例えば、一人が在庫数のカウントを担当し、もう一人がチェックリストへの記入や帳簿確認を担当すると、ヒューマンエラーを防ぐことが可能です。
また、一人のスタッフに担当させると横領や不正のリスクが高まります。
実地棚卸の事前準備の段階で、ペアとなる2人の組み合わせを決定しておくと、当日の作業がスムーズに始められます。
DXツールを活用する
DX(デジタルトランスフォーメーション)ツールを活用することで、実地棚卸の効率性を高められます。具体的には、以下のようなツールが効果的です。
・バーコードリーダー
・RFID(無線自動認識)
・クラウドベースの在庫管理ソフト
従来の紙ベースの点検作業は、手作業でのカウントや記入により時間が必要なだけでなく、ヒューマンエラーが発生しやすい状況でした。

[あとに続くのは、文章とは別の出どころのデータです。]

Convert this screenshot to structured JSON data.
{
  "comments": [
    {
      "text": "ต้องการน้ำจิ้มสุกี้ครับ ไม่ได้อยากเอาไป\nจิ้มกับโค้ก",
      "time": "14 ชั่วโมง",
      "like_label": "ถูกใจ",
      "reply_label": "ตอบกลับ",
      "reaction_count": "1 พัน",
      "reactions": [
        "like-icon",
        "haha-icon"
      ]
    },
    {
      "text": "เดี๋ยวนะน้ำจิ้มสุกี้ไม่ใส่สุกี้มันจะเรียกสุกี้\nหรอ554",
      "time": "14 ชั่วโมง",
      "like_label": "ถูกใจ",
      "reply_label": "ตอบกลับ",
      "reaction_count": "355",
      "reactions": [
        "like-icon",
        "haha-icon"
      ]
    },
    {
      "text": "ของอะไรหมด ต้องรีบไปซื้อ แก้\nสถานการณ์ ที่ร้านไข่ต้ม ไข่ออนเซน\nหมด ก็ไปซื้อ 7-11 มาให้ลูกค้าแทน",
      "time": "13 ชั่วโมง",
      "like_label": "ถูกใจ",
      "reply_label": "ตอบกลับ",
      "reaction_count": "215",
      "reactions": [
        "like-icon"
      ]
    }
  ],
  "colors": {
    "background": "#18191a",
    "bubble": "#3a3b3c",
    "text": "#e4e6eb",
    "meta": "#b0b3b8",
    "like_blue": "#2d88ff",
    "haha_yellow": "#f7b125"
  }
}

一方で、DXツールを活用すれば、棚卸後のデータ集計や分析も自動化できます。そのため、管理者は問題があれば、迅速に解決策を取ることが可能です。
実地棚卸の精度を上げて生産性を高めよう
実地棚卸は、在庫数と在庫の状態の確認するだけではなく、期末棚卸高から当期利益を確定し、内部不正の発見・予防に役立ちます。
これにより、企業は健全な経営基盤を構築でき、無駄なコストを削減し、効率的な生産を維持することが可能です。
特に製造業では、在庫管理の精度が生産ラインの安定や資金繰りに直結します。企業の在庫管理体制を整えて、利益を最大化しながら経営リスクを低減させましょう。